Summary Translation of Share Issuance Agreement Dated July 3, 2014 (“Agreement”)
Exhibit 4.3
Summary Translation of Share Issuance Agreement Dated July 3, 2014 (“Agreement”)
Parties: Nano Dimension Ltd. (under its previous name Z.B.I Ltd.) (the “Company”) and Xxxxxxx Xxxx Management and Investment Ltd. (the “Investor”).
The Transaction under the Agreement: the Company shall issue to the Investor 29,679,376 ordinary shares of the Company (the “Shares”) on an As Is basis by way of a private placement in consideration of NIS 2,568,750. The Company shall perform a reverse stock split following which the number of Shares shall be 2,967,938 ordinary shares of the Company, NIS 0.01 par value each, and shall constitute 16% of the issued and outstanding share capital of the Company not on a fully diluted basis and 16% of its voting power.
The Agreement was signed as a condition to the consummation of the Merger Transaction as described below.
The Merger Transaction: On May 18, 2014, as amended July 09, 2014, the Company entered into a contingent agreement for an extraordinary issuance of shares (the “Merger Transaction”), pursuant to which, subject to the fulfillment of the conditions precedent to the Merger Transaction, on the completion of the Merger Transaction, the Company shall hold 100% of the outstanding shares of Hyrax Technologies B.F. 2012 Ltd. (“Hyrax”), and the shareholders of Hyrax shall be issued shares of the Company and become interested parties in the Company and shall appoint directors on their behalf in accordance with the terms of the Merger Transaction.

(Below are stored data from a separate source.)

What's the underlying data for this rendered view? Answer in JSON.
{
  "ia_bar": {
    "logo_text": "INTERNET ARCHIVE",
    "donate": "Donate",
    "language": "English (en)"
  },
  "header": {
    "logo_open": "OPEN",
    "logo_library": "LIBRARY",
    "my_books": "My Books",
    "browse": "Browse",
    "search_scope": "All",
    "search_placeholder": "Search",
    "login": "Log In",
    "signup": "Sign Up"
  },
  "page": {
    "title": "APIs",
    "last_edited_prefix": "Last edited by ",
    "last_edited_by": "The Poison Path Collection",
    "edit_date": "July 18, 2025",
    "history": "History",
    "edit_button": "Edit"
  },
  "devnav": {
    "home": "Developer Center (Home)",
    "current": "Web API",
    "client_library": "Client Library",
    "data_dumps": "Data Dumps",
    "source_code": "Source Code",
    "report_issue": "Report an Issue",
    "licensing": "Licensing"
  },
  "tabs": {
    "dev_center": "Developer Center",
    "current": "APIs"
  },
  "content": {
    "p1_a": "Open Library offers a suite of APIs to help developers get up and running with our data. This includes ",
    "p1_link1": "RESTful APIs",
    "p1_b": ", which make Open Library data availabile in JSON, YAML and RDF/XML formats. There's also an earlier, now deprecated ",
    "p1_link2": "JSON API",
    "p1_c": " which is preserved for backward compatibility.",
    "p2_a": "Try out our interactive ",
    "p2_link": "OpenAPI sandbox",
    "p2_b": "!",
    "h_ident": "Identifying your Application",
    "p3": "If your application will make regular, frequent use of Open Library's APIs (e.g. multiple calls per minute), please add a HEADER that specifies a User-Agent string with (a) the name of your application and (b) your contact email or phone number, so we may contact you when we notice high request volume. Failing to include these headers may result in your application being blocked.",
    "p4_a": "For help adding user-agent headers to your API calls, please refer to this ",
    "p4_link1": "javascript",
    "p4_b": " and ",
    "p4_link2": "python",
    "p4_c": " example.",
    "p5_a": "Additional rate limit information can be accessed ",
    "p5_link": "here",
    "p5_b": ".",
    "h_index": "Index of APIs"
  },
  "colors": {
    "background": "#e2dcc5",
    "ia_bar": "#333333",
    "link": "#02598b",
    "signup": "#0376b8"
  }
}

As of the date of the Agreement, the corporate approvals for the Merger Transaction have yet to be received. As a condition to the consummation of the Merger Transaction, the Company is required, among other things, to raise $1,500,000.
Representations: The Company provided customary representations and warranties: it is a publicly traded company in Israel, regarding its updated incorporation documents, its registration status, its registered and outstanding share capital, interested parties in the Company, distribution of dividends, the Merger Transaction, etc. The Investor provided customary representations and warranties regarding its power and authority to enter into the Agreement, its solvency status, legal proceedings, relationships with other investors in the private placement, its financial ability etc.

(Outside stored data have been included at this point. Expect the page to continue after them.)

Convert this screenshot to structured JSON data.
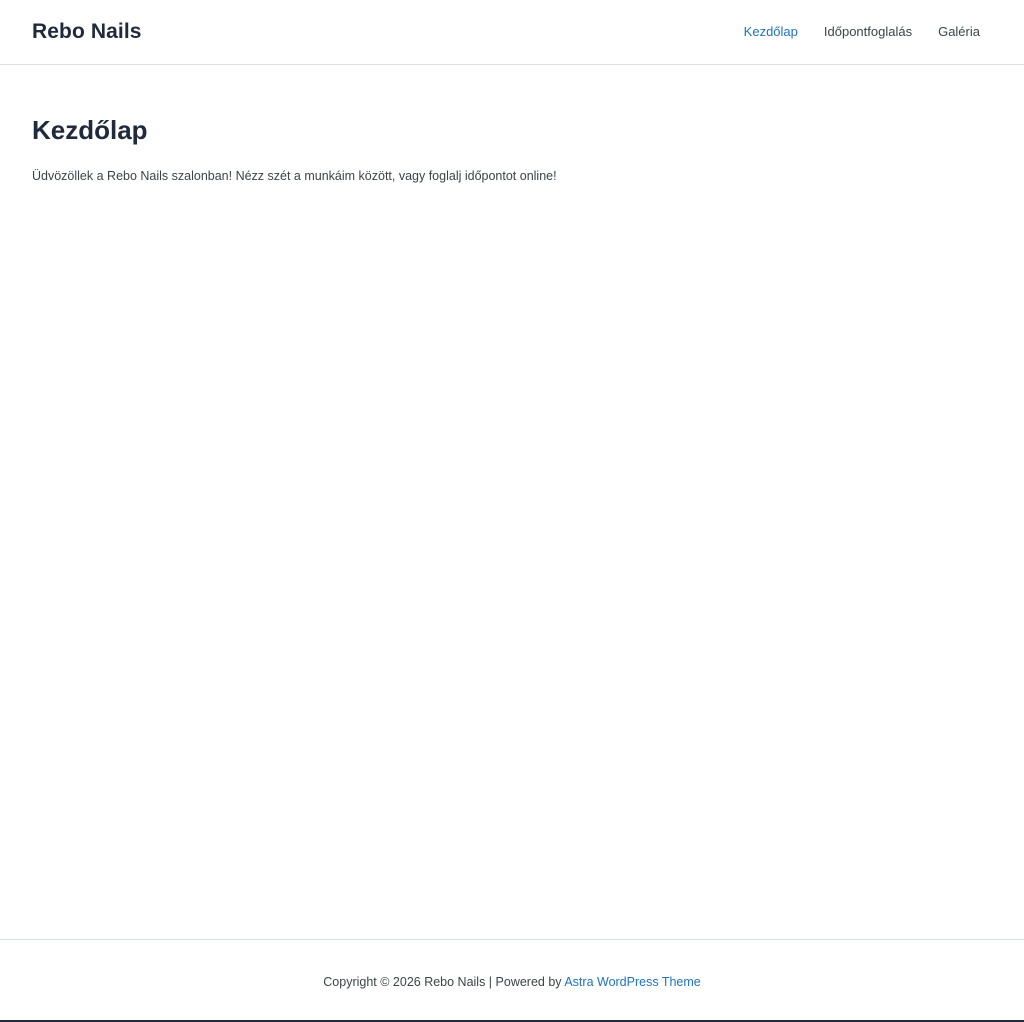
{
  "header": {
    "site_title": "Rebo Nails",
    "nav": [
      {
        "label": "Kezdőlap",
        "active": true
      },
      {
        "label": "Időpontfoglalás",
        "active": false
      },
      {
        "label": "Galéria",
        "active": false
      }
    ]
  },
  "main": {
    "title": "Kezdőlap",
    "intro": "Üdvözöllek a Rebo Nails szalonban! Nézz szét a munkáim között, vagy foglalj időpontot online!"
  },
  "footer": {
    "copyright_prefix": "Copyright © 2026 Rebo Nails | Powered by",
    "theme_link": "Astra WordPress Theme"
  },
  "colors": {
    "accent": "#1e73be",
    "heading": "#1f2a3d",
    "text": "#3c434a",
    "border": "#dcdfe3"
  }
}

Trust: The consideration under the Agreement shall be deposited in an escrow account no later than 6 business days prior to the completion of Merger Transaction.
A Right to Nominate Director: The Investor shall have a right to nominate one director to the board of directors of the Company.
A Right to participate in future issuance of shares: Subject to completion of the transactions under the Agreement and subject to certain exceptions as detailed therein, if the Company raises additional funds by way of a private placement, the Company shall offer the Investor to participate in such private placement and if the Company provides to its exiting interested shareholders a benefit by way of a private placement, the Company shall provide the same benefit to the investor.
Closing Conditions The transactions under the Agreement are subject to the following conditions: (1) completion of all closing conditions under the Merger Transaction no later than August 31, 2014, (2) an approval of the Company’s board of directors and the audit committee and/or the compensation committee of the Agreement, the issuance of shares thereunder and the Merger Transaction, (3) an approval of the Stock Exchange of the registration of the issued shares for trading, (4) the issuance of the shares under the Agreement in accordance with Section 15C of the Israeli Securities Law, 1968.